Detailed Description
The EDG-5506-210 protocol was amended to enroll additional participants across select cohorts. This is a 2-part, multi-center, Phase 2 study to evaluate the effect of sevasemten (EDG-5506) on safety, pharmacokinetics and biomarkers of muscle damage in approximately 72 children with DMD treated with oral, once-daily sevasemten for 24 months. This study will have up to a 4-week Screening period, a 12-week randomized, double-blind, placebo controlled treatment period (Part A), a 92-week open-label extension period (Part B), and a 2-week follow up period. Approximately 72 participants aged 4 to 9 years inclusive will be randomized to sevasemten or placebo in a 2:1 ratio.

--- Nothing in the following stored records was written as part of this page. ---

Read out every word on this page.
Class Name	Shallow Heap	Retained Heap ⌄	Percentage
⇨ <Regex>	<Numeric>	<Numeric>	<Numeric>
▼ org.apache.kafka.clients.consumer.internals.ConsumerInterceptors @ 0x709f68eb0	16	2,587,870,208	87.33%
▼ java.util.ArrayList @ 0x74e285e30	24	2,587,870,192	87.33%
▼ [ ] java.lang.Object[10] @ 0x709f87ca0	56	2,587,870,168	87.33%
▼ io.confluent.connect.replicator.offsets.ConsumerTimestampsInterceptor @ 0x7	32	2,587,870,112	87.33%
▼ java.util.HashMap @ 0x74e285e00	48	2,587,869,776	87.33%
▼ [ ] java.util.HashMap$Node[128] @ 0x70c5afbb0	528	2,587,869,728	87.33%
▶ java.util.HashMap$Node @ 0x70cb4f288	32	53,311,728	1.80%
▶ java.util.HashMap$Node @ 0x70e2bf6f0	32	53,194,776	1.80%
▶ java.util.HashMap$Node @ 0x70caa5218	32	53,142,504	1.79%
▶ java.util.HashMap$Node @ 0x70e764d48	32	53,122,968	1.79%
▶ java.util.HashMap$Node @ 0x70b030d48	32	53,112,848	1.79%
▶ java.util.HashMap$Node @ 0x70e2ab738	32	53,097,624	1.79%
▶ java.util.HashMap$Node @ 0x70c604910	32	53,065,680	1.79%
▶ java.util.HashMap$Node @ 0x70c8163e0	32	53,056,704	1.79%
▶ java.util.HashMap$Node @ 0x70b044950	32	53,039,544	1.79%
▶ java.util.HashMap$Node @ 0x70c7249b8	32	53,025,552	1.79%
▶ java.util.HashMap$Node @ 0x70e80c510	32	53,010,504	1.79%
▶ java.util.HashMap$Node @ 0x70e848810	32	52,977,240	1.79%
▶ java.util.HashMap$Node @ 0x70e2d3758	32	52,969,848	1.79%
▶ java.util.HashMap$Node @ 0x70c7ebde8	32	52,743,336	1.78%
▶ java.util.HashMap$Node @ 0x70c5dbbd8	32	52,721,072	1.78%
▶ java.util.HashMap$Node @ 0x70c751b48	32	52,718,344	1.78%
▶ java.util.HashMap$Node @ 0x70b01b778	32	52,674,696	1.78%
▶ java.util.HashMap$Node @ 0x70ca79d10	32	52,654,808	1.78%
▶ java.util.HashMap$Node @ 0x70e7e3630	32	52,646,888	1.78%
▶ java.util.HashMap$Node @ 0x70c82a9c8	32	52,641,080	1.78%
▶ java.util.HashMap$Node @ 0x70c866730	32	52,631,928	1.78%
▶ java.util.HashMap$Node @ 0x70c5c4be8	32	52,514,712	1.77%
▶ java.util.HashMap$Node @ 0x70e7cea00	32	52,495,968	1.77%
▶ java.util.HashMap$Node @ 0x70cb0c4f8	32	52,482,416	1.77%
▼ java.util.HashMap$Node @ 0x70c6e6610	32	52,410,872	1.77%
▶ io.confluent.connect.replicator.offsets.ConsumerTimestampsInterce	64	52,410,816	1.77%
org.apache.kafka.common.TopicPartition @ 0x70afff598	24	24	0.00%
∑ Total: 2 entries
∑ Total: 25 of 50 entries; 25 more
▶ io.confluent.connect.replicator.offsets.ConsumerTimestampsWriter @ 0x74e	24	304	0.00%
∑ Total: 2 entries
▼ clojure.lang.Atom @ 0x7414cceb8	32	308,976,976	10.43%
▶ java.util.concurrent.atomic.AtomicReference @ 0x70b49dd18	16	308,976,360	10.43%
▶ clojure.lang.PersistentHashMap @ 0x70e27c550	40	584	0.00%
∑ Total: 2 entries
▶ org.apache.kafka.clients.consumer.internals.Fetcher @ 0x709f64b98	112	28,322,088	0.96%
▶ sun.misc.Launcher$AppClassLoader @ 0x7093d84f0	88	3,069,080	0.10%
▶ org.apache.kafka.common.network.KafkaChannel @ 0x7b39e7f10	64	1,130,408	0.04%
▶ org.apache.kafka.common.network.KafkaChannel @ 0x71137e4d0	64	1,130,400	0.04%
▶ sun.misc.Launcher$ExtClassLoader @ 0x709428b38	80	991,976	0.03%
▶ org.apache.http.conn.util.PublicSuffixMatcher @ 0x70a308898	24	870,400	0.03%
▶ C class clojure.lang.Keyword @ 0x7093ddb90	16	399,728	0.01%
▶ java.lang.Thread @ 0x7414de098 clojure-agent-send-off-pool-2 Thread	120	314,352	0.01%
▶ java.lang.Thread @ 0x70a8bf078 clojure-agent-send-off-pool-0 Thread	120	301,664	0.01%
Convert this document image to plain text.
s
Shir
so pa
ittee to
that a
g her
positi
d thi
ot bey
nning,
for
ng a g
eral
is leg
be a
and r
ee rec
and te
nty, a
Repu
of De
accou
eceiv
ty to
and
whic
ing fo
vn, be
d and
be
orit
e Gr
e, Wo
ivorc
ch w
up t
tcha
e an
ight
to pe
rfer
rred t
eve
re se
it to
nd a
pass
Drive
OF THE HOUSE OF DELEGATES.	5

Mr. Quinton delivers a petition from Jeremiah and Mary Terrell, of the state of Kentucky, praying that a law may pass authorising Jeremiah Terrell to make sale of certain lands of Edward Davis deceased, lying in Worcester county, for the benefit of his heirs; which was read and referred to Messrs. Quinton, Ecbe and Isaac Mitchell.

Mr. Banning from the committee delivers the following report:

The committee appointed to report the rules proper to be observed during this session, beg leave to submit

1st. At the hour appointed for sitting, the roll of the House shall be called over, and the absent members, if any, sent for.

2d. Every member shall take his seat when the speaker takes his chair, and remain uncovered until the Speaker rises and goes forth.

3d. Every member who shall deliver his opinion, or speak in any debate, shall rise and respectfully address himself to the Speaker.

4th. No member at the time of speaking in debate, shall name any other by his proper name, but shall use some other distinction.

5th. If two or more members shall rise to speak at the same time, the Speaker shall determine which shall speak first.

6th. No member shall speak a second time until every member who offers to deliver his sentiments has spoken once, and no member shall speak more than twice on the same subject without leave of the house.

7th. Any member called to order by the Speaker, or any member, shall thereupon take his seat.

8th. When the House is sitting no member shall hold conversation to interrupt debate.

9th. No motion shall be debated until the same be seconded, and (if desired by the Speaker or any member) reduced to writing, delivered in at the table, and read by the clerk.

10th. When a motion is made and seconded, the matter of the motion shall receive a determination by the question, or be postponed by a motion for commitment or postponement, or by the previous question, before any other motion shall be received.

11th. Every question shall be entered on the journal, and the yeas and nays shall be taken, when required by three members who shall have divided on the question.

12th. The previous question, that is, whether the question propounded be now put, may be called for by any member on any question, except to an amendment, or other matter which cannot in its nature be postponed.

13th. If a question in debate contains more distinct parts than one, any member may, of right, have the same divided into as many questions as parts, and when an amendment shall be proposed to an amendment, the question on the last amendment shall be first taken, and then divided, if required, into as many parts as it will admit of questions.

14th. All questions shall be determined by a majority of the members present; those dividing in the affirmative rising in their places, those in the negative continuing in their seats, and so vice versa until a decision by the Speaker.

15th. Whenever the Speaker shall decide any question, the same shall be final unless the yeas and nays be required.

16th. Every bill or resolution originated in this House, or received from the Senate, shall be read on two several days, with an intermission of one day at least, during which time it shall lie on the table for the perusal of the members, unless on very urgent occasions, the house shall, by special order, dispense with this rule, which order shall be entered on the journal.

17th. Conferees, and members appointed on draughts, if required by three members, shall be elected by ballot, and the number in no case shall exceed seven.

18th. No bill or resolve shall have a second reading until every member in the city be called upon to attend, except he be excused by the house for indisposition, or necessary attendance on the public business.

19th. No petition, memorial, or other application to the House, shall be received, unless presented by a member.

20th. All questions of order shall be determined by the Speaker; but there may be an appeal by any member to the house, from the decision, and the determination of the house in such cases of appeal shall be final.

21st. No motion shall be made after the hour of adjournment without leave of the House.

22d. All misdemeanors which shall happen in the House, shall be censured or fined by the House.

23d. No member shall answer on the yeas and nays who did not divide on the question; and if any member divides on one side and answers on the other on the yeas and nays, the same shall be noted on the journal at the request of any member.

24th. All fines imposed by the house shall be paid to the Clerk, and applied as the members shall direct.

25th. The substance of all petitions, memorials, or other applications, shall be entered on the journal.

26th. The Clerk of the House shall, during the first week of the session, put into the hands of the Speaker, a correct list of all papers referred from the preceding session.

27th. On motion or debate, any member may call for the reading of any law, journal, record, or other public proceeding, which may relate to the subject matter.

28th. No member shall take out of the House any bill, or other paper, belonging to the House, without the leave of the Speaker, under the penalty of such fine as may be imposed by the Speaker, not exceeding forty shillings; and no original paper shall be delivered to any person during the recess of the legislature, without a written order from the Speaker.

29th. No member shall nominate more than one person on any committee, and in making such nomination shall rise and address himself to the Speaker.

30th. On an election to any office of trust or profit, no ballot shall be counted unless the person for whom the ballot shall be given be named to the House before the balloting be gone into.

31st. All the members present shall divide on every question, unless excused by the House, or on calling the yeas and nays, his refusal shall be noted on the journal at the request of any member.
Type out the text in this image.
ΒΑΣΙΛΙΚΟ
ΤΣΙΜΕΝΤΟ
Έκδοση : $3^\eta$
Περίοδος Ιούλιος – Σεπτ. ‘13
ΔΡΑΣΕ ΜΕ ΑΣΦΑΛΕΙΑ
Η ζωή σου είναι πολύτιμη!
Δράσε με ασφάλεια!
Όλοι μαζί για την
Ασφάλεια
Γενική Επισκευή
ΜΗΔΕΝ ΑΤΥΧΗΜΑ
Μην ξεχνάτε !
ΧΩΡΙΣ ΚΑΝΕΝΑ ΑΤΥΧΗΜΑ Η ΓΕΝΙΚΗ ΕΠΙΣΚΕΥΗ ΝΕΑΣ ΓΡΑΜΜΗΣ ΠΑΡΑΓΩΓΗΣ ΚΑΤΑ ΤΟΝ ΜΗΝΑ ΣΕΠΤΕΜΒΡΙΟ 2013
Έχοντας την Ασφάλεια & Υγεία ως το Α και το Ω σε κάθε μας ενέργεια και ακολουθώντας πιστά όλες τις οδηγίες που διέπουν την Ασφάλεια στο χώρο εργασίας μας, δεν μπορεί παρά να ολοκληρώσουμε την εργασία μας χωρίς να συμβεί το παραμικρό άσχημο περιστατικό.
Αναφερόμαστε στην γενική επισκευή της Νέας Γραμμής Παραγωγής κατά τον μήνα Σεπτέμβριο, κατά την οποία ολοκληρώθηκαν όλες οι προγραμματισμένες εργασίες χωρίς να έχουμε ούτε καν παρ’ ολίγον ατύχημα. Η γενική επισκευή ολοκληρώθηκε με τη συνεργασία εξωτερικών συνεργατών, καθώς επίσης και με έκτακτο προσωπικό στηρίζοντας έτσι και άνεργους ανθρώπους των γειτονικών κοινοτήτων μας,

Five dose cohorts (C1, C2, C3, C4 and C5) of approximately 9 participants each will be enrolled sequentially. Approximately 18 total additional participants may be added across Cohorts 2, 3, or 4. An additional cohort, Cohort 2NS, to include participants (aged 4 to 7 years inclusive) not currently treated with corticosteroids, will enroll approximately 9 participants after Cohort 2 safety review and in parallel with the additional cohorts.